Murphy did not return messages left by TheWrap seeking further explanation.
The document hit the courts along with a “petition for probate,” a legal move in which the nominated estate executor -- in this case her brother Lawrence -- asserts his intention to fulfill that duty.
Chasen listed her personal property as worth $4.7 million, her investments at about $500,000 and real-estate holdings at about $900,000.
Read the complete document here.
Additionally, TheWrap has learned that Chasen’s estate included paintings by Picasso, Hockney and Sam Francis. Though owning such works certainly could have put her in the ranks of serious art collectors, a smattering of prominent area art dealers told TheWrap over the past couple of weeks that she wasn't known in those circles.
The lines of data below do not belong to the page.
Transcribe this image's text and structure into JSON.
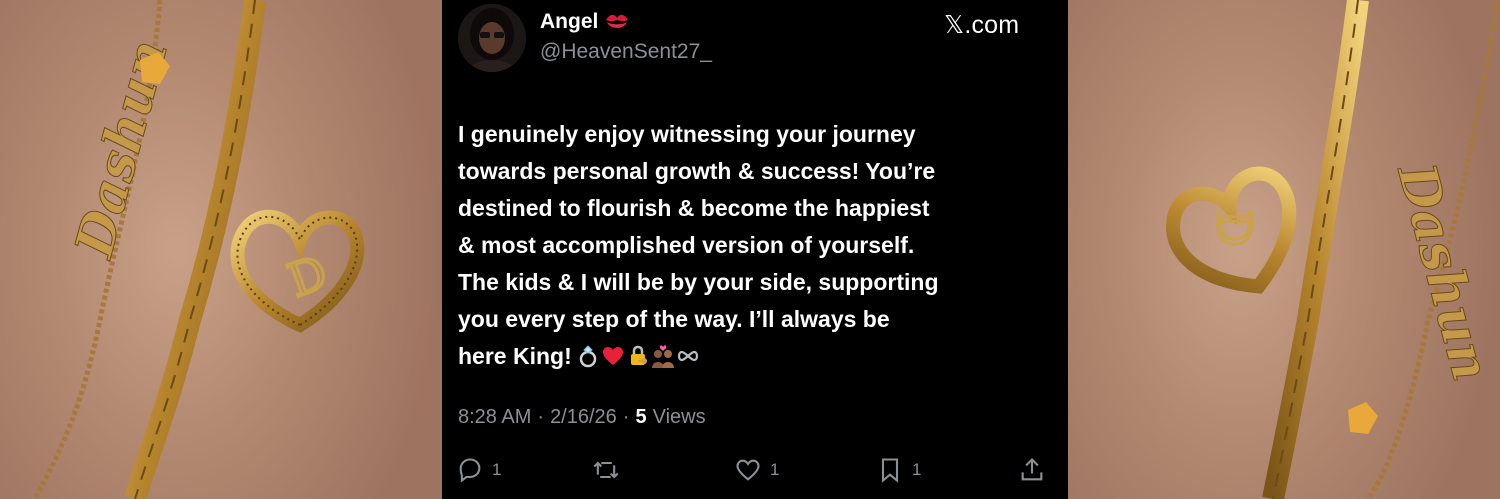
{
  "tweet": {
    "author_name": "Angel",
    "author_handle": "@HeavenSent27_",
    "site": "𝕏.com",
    "text": "I genuinely enjoy witnessing your journey\ntowards personal growth & success! You’re\ndestined to flourish & become the happiest\n& most accomplished version of yourself.\nThe kids & I will be by your side, supporting\nyou every step of the way. I’ll always be\nhere King!",
    "emojis": [
      "ring-icon",
      "red-heart-icon",
      "locked-with-key-icon",
      "couple-with-heart-icon",
      "infinity-icon"
    ],
    "time": "8:28 AM",
    "date": "2/16/26",
    "separator": "·",
    "views_count": "5",
    "views_label": "Views",
    "author_emoji": "kiss-mark-icon"
  },
  "actions": {
    "reply_count": "1",
    "retweet_count": "",
    "like_count": "1",
    "bookmark_count": "1",
    "share_count": ""
  },
  "photos": {
    "left_bracelet_name": "Dashun",
    "left_charm_letter": "D",
    "right_bracelet_name": "Dashun",
    "right_charm_letter": "D"
  },
  "colors": {
    "background": "#000000",
    "text_primary": "#ffffff",
    "text_secondary": "#8b9096",
    "gold": "#c9a24a",
    "skin": "#b48a72"
  }
}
Correspondingly, not a lot of information is publicly known at present about the man Beverly Hills police were attempting to serve with a search warrant when "Harold," as some residents of the Harvey Apartments in Hollywood said the man called himself, apparently shot and killed himself.
As reports swirl, in the Los Angeles Times and others, of there being surveillance video of the shooting now in the hands of police, claims by John Walsh, the host of "America's Most Wanted," that a tip from the show assisted BHPD in their investigation and allegations that Chasen's murder by gunfire in the early morning of Nov. 16 was the result of a business deal gone wrong, all that is certain publicly is that the man who was a "person of interest" to police was an African-American in his 40s.
The name "Harold Smith," according the Beverly Hills Courier, is being pinned to the man, as are stories of prison time and even unverified claims by residents of the Harvey Apartments that the man bragged of killing Chasen.